Mr Cripps has previously acknowledged that the issue of developers being able to donate to political parties or candidates may never be resolved.
“Governments resent and resist any limit on the rules on political donations,” he said.
But most political donations in SA are totally secret and anonymous.
“There is a murky river of gold flowing into political parties that the SA people simply do not know about,” Greens MLC Mark Parnell said, studying the returns.
“SA has the worst political donations laws in the nation. Because of our slack laws millions of dollars are flowing into the Labor and Liberal parties that do not need to be declared.
“There is the huge gap between the total amount received by parties, and how much has been declared to the Electoral Commission. In the case of Labor and Liberal, there is over $3 million that remains unaccounted for.
“We simply do not know who has given the money and what they expect in return,” Mr Parnell said.
“A New South Wales ICAC report found that “political donations at both local and state level can create conflicts of interest for decisionmakers”.
“Donations increase the likelihood that some inappropriate re-zonings or development consents will be obtained,” the report found.
So on January 5 this year, after repeatedly denying there were any problems with corruption in South Australia, the Attorney-General finally revealed what most South Australians had already acknowledged.
Corruption does exist in this state.
But an ICAC does not.
A FUTURE ICAC COULD INVESTIGATE:
- The relationship and money trail between developers, donors and political parties.
- Government misuse of taxpayers’ money, government authority and government power.
- Suspicious land re-zonings, government contracts or property deals which benefit political parties or individuals, rather than the public.

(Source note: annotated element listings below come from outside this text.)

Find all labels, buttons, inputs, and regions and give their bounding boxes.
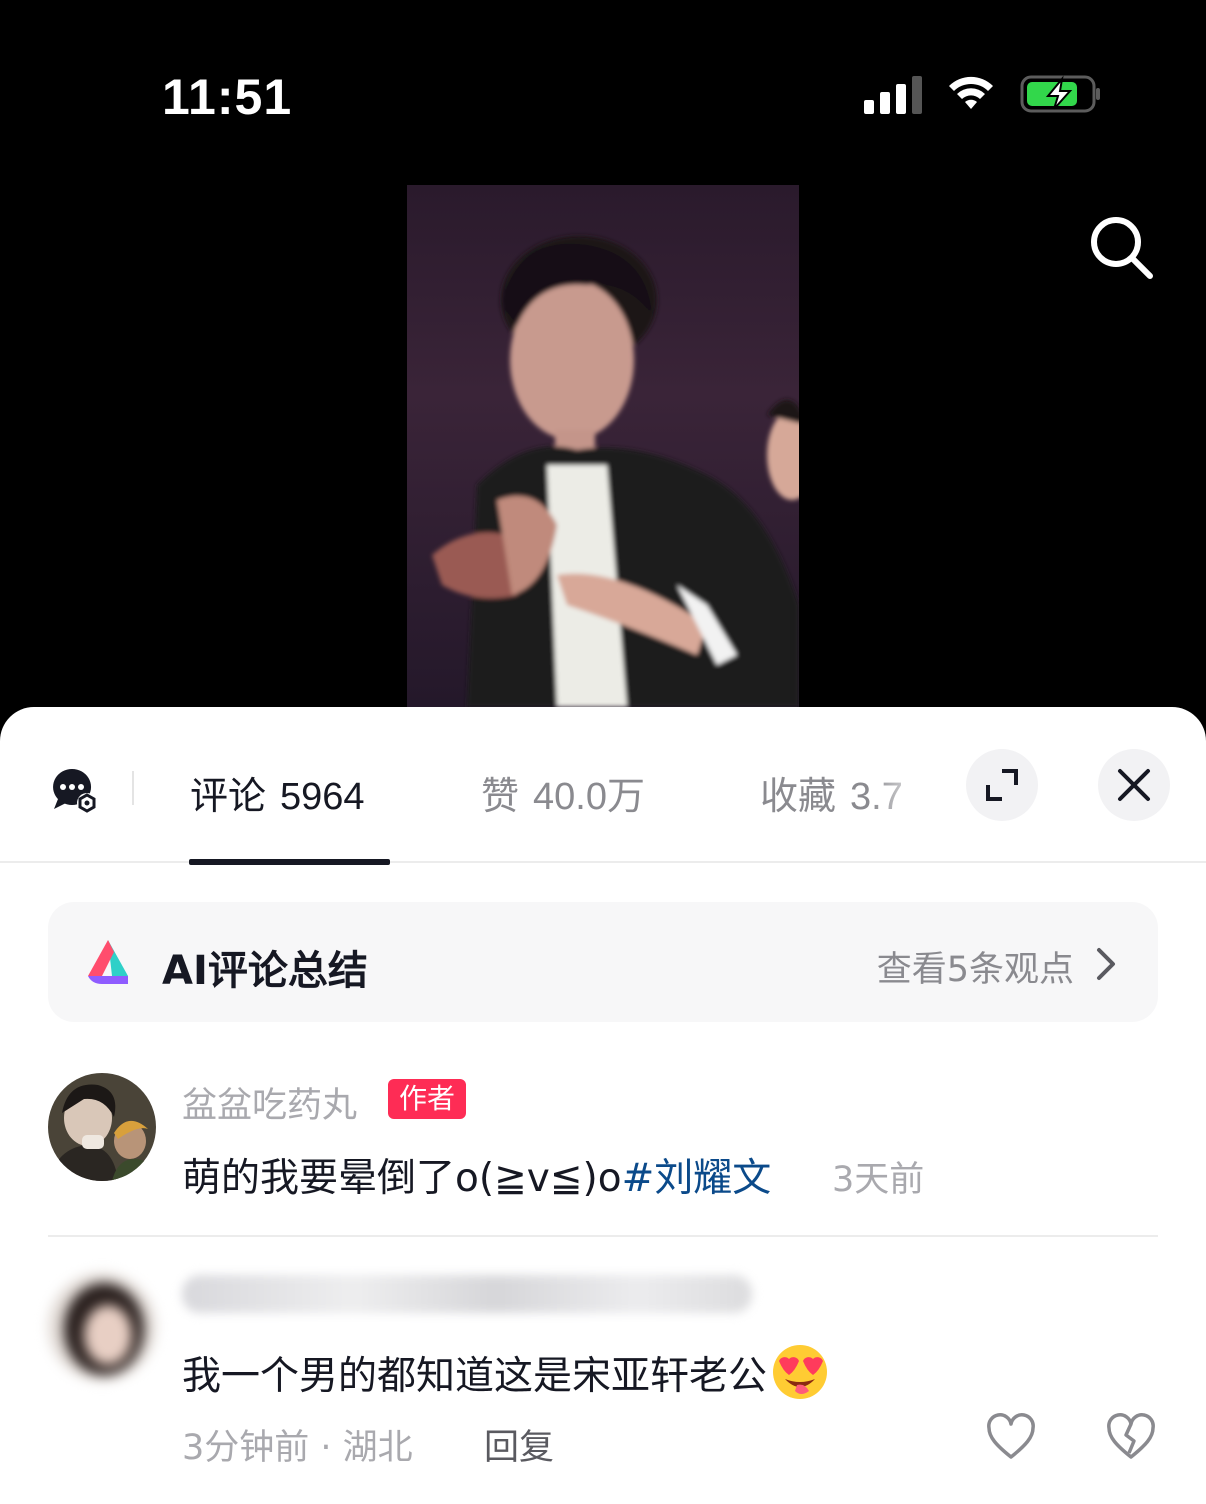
ai-summary-card[interactable]: AI评论总结 查看5条观点 (48, 902, 1158, 1022)
status-time: 11:51 (162, 69, 293, 125)
close-button[interactable] (1098, 749, 1170, 821)
expand-button[interactable] (966, 749, 1038, 821)
tab-divider (132, 771, 134, 805)
video-thumbnail (432, 236, 799, 707)
comment-body: 萌的我要晕倒了o(≧v≦)o (182, 1156, 622, 1201)
ai-summary-link: 查看5条观点 (876, 950, 1074, 990)
tab-likes[interactable]: 赞 40.0万 (481, 765, 645, 820)
cellular-signal-icon (864, 74, 922, 114)
broken-heart-icon (1107, 1413, 1155, 1459)
username-redacted (182, 1275, 752, 1313)
comment-sheet: 评论5964 赞40.0万 收藏3.7 AI评 (0, 707, 1206, 1504)
search-button[interactable] (1088, 214, 1156, 282)
avatar[interactable] (48, 1073, 156, 1181)
dislike-button[interactable] (1106, 1413, 1156, 1463)
comment-time-location: 3分钟前 · 湖北 (182, 1428, 413, 1468)
hashtag-link[interactable]: #刘耀文 (622, 1156, 772, 1201)
heart-eyes-emoji-icon (773, 1345, 828, 1399)
status-icons (864, 74, 1102, 114)
reply-button[interactable]: 回复 (484, 1419, 554, 1470)
tab-favorites-label: 收藏 (760, 774, 837, 818)
heart-icon (987, 1413, 1035, 1459)
ai-logo-icon (88, 940, 128, 984)
tab-comments[interactable]: 评论 5964 (190, 765, 365, 820)
chat-settings-icon (53, 769, 97, 813)
comment-text[interactable]: 萌的我要晕倒了o(≧v≦)o#刘耀文 (182, 1147, 771, 1203)
comment-body: 我一个男的都知道这是宋亚轩老公 (182, 1354, 768, 1399)
comment-username[interactable]: 盆盆吃药丸 (182, 1077, 357, 1128)
tab-bar: 评论5964 赞40.0万 收藏3.7 (0, 707, 1206, 865)
tab-overflow-fade (870, 747, 960, 847)
comment-settings-button[interactable] (50, 765, 98, 813)
expand-icon (986, 769, 1018, 801)
avatar-blurred[interactable] (48, 1273, 156, 1381)
tab-likes-label: 赞 (481, 774, 520, 818)
tab-comments-count: 5964 (280, 776, 365, 818)
comment-text[interactable]: 我一个男的都知道这是宋亚轩老公 (182, 1343, 829, 1401)
active-tab-indicator (189, 859, 390, 865)
tab-comments-label: 评论 (190, 774, 267, 818)
close-icon (1118, 769, 1150, 801)
video-frame[interactable] (407, 185, 799, 707)
avatar-image (48, 1073, 156, 1181)
comment-divider (48, 1235, 1158, 1237)
tab-likes-count: 40.0万 (533, 776, 645, 818)
search-icon (1091, 217, 1153, 279)
wifi-icon (946, 75, 996, 113)
comment-time: 3天前 (832, 1160, 925, 1200)
ai-summary-title: AI评论总结 (162, 948, 368, 994)
author-badge: 作者 (388, 1079, 467, 1119)
chevron-right-icon (1097, 948, 1115, 980)
battery-charging-icon (1020, 74, 1102, 114)
like-button[interactable] (986, 1413, 1036, 1463)
avatar-image (48, 1273, 156, 1381)
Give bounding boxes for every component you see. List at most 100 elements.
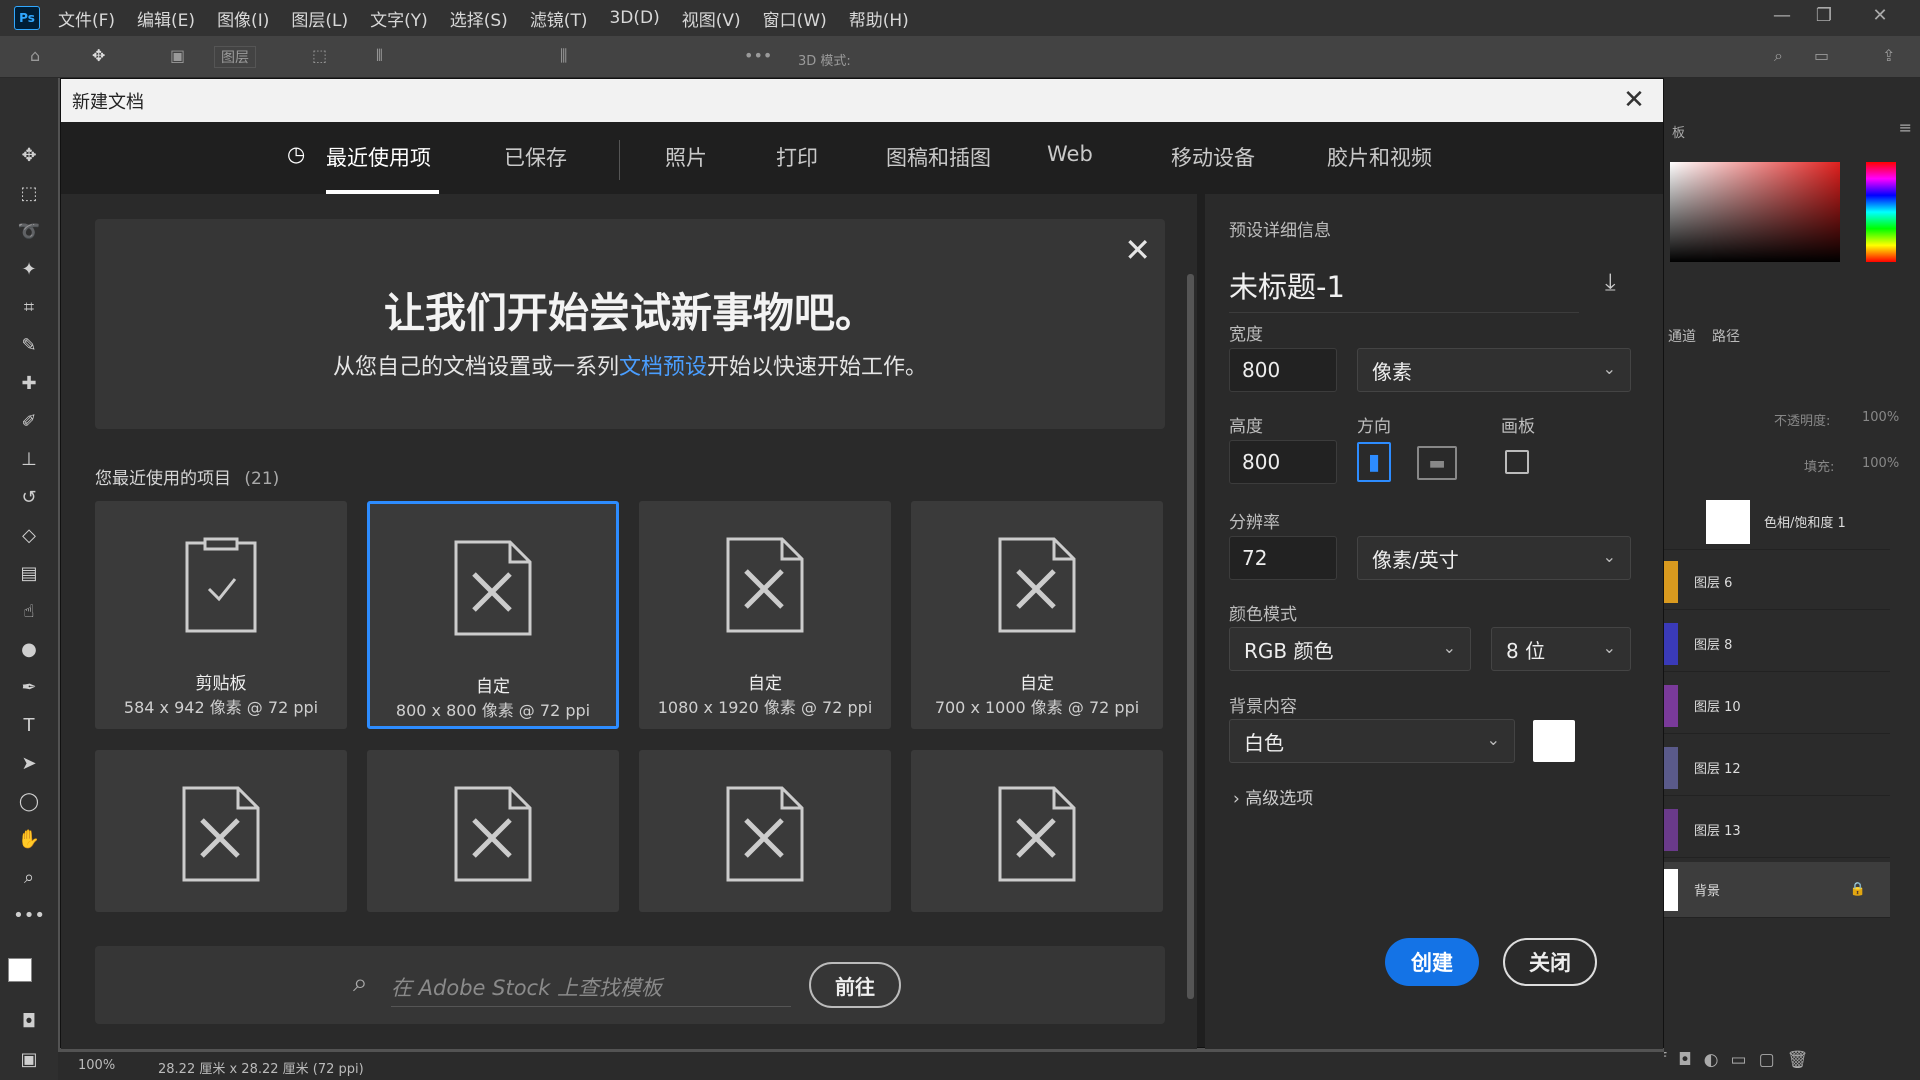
more-options-icon[interactable]: •••: [744, 46, 772, 65]
tab-paths[interactable]: 路径: [1712, 326, 1740, 346]
artboard-checkbox[interactable]: [1505, 450, 1529, 474]
zoom-level[interactable]: 100%: [78, 1058, 115, 1073]
menu-layer[interactable]: 图层(L): [291, 6, 348, 31]
presets-scrollbar[interactable]: [1187, 274, 1194, 999]
menu-help[interactable]: 帮助(H): [849, 6, 909, 31]
create-button[interactable]: 创建: [1385, 938, 1479, 986]
bit-depth-dropdown[interactable]: 8 位 ⌄: [1491, 627, 1631, 671]
dialog-close-icon[interactable]: ✕: [1619, 85, 1649, 115]
auto-select-icon[interactable]: ▣: [170, 46, 185, 65]
tab-photo[interactable]: 照片: [665, 142, 707, 172]
layer-row[interactable]: 图层 8: [1664, 616, 1890, 672]
menu-view[interactable]: 视图(V): [682, 6, 741, 31]
recent-card-custom[interactable]: [639, 750, 891, 912]
recent-card-custom[interactable]: [367, 750, 619, 912]
layer-row[interactable]: 图层 6: [1664, 554, 1890, 610]
hue-slider[interactable]: [1866, 162, 1896, 262]
tab-recent[interactable]: 最近使用项: [326, 142, 431, 172]
window-close-icon[interactable]: ✕: [1858, 0, 1902, 30]
smudge-tool-icon[interactable]: ☝: [14, 598, 44, 624]
ellipse-tool-icon[interactable]: ◯: [14, 788, 44, 814]
stock-go-button[interactable]: 前往: [809, 962, 901, 1008]
layer-row[interactable]: 图层 13: [1664, 802, 1890, 858]
share-icon[interactable]: ⇪: [1882, 46, 1895, 65]
move-tool-icon[interactable]: ✥: [14, 142, 44, 168]
fill-value[interactable]: 100%: [1862, 456, 1899, 471]
opacity-value[interactable]: 100%: [1862, 410, 1899, 425]
menu-edit[interactable]: 编辑(E): [137, 6, 195, 31]
background-color-swatch[interactable]: [1533, 720, 1575, 762]
advanced-options-toggle[interactable]: › 高级选项: [1233, 784, 1313, 809]
marquee-tool-icon[interactable]: ⬚: [14, 180, 44, 206]
tab-print[interactable]: 打印: [776, 142, 818, 172]
zoom-tool-icon[interactable]: ⌕: [14, 864, 44, 890]
lasso-tool-icon[interactable]: ➰: [14, 218, 44, 244]
transform-controls-icon[interactable]: ⬚: [312, 46, 327, 65]
recent-card-custom[interactable]: 自定 700 x 1000 像素 @ 72 ppi: [911, 501, 1163, 729]
distribute-icon[interactable]: ⫼: [560, 46, 567, 66]
menu-filter[interactable]: 滤镜(T): [530, 6, 588, 31]
tab-channels[interactable]: 通道: [1668, 326, 1696, 346]
tab-web[interactable]: Web: [1047, 142, 1093, 166]
hand-tool-icon[interactable]: ✋: [14, 826, 44, 852]
pen-tool-icon[interactable]: ✒: [14, 674, 44, 700]
tab-saved[interactable]: 已保存: [504, 142, 567, 172]
stamp-tool-icon[interactable]: ⊥: [14, 446, 44, 472]
screen-mode-icon[interactable]: ▣: [14, 1046, 44, 1072]
recent-card-custom-selected[interactable]: 自定 800 x 800 像素 @ 72 ppi: [367, 501, 619, 729]
menu-3d[interactable]: 3D(D): [609, 8, 659, 28]
portrait-orientation-icon[interactable]: ▮: [1357, 442, 1391, 482]
close-button[interactable]: 关闭: [1503, 938, 1597, 986]
home-icon[interactable]: ⌂: [30, 46, 40, 65]
menu-window[interactable]: 窗口(W): [763, 6, 827, 31]
save-preset-icon[interactable]: ⤓: [1605, 268, 1616, 296]
recent-card-custom[interactable]: [911, 750, 1163, 912]
recent-card-custom[interactable]: 自定 1080 x 1920 像素 @ 72 ppi: [639, 501, 891, 729]
dodge-tool-icon[interactable]: ●: [14, 636, 44, 662]
layer-row[interactable]: 图层 12: [1664, 740, 1890, 796]
panel-menu-icon[interactable]: ≡: [1899, 118, 1912, 137]
stock-search-input[interactable]: 在 Adobe Stock 上查找模板: [391, 972, 791, 1007]
align-icon[interactable]: ⫴: [376, 46, 383, 66]
layer-select-dropdown[interactable]: 图层: [214, 46, 256, 68]
move-tool-icon[interactable]: ✥: [92, 46, 105, 65]
tab-film-video[interactable]: 胶片和视频: [1327, 142, 1432, 172]
width-unit-dropdown[interactable]: 像素 ⌄: [1357, 348, 1631, 392]
workspace-icon[interactable]: ▭: [1814, 46, 1829, 65]
resolution-unit-dropdown[interactable]: 像素/英寸 ⌄: [1357, 536, 1631, 580]
path-select-icon[interactable]: ➤: [14, 750, 44, 776]
search-icon[interactable]: ⌕: [1774, 46, 1783, 66]
tab-art-illustration[interactable]: 图稿和插图: [886, 142, 991, 172]
gradient-tool-icon[interactable]: ▤: [14, 560, 44, 586]
recent-card-custom[interactable]: [95, 750, 347, 912]
history-brush-icon[interactable]: ↺: [14, 484, 44, 510]
restore-icon[interactable]: ❐: [1802, 0, 1846, 30]
menu-file[interactable]: 文件(F): [58, 6, 115, 31]
minimize-icon[interactable]: —: [1760, 0, 1804, 30]
background-contents-dropdown[interactable]: 白色 ⌄: [1229, 719, 1515, 763]
layer-row[interactable]: 背景 🔒: [1664, 862, 1890, 918]
color-mode-dropdown[interactable]: RGB 颜色 ⌄: [1229, 627, 1471, 671]
height-input[interactable]: 800: [1229, 440, 1337, 484]
menu-select[interactable]: 选择(S): [450, 6, 508, 31]
foreground-color-swatch[interactable]: [8, 958, 32, 982]
tab-mobile[interactable]: 移动设备: [1171, 142, 1255, 172]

- Incidents like the dodgy documents forgery. Police gave up trying to track down criminals who concocted the email which falsely implicated senior political figures in an electoral donation scandal. An ICAC will have the power to compel witnesses to answer questions.
- The Easling affair. Witnesses in the Tom Easling case were offered inducements to testify against him. His name was released to the media before his arrest, an offence under the Act.
-The Randall Ashbourne affair. The Premier’s then senior adviser was tried and acquitted after it was alleged he offered an inducement to stop a defamation action against the Attorney-General. The former acting director of public prosecutions later told parliament delays in proper investigation tainted the capacity for effective prosecution of the case.
- The Stashed Cash Affair, which involves the Attorney-General and the Crown Solicitor’s Trust Account, where politics and personality may have clouded proper investigation.